Who each is best for

JEPI: Conservative income seekers comfortable with modest yield (8%) who want institutional-size liquidity, lower volatility, and the simplicity of S&P 500 exposure held in taxable accounts or IRAs where monthly distributions don't trigger turnover drag.

JEPQ: Growth-income investors with moderate risk tolerance who believe in Nasdaq 100 momentum and want higher yield (11%) from tech/growth optionality; best suited to those who can tolerate 25% swings and don't mind the higher concentration in software and semiconductors.

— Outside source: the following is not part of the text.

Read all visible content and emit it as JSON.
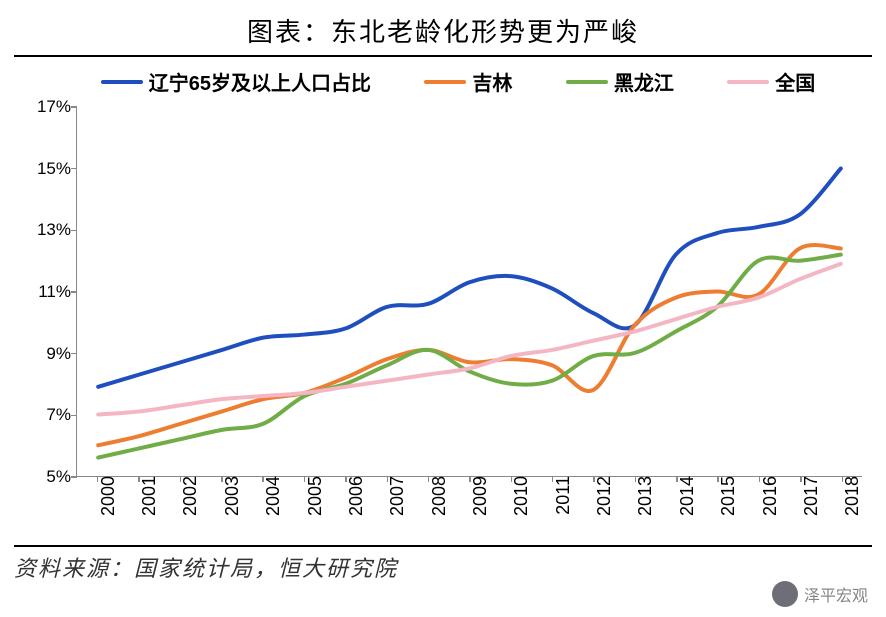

SPYI: Yield-hungry investors pursuing 12%+ income in taxable accounts where tax efficiency claims matter, and who accept higher fees and newer fund management in exchange for perceived premium extraction or a different strike-selection regime.

Key risks to know

  • NAV erosion at sustained high yields. SPYI's 12.24% distribution rate is roughly 2–3Γ— underlying S&P 500 dividend yields; if that gap persists, NAV is likely to erode over time unless call premiums and price appreciation offset the shortfall. JEPQ's 10.96% yield carries similar long-term pressure.
  • Capped upside and call assignment. All three funds sell calls, meaning gains above the strike are forfeited to option buyers. In a sustained bull market, this drag compounds; investors sacrifice the upper tail of equity returns.
  • Concentration and beta asymmetry. JEPQ's Nasdaq 100 tilt means 40%+ of exposure is mega-cap tech. A correction in semiconductors or AI-adjacent stocks hits harder than a broad market dip. JEPI and SPYI spread risk across 500 names, but lower beta (0.54–0.69) suggests call strikes are set conservatively, capping gains further.
  • Options premium sensitivity. When volatility drops (VIX falls), call premiums shrink, reducing sustainable monthly income. All three funds are structurally vulnerable to a low-vol regime.
  • Newer fund track record. JEPQ and SPYI have <4 years of live performance; past returns don't account for fed rate cuts, taper schedules, or recession scenarios that may alter option pricing and redemption patterns.

Bottom line

If you want broad S&P 500 exposure with lower volatility and a reasonable 8% yield, JEPI's size and fee structure stand out. If you're bullish on Nasdaq 100 names and can tolerate swings, JEPQ's 11% yield and tech tilt may feel justified. If you're chasing yield above 12% and betting on superior options management in a taxable account, SPYI offers that betβ€”but at a higher fee and without proven longer-term track record. Past performance doesn't predict future results, and all three will underperform in strong bull markets due to call caps; rising interest rates also tend to compress option premiums, pressuring distributions.

AI-generated analysis for educational purposes only. Verify important details independently; past performance does not guarantee future results.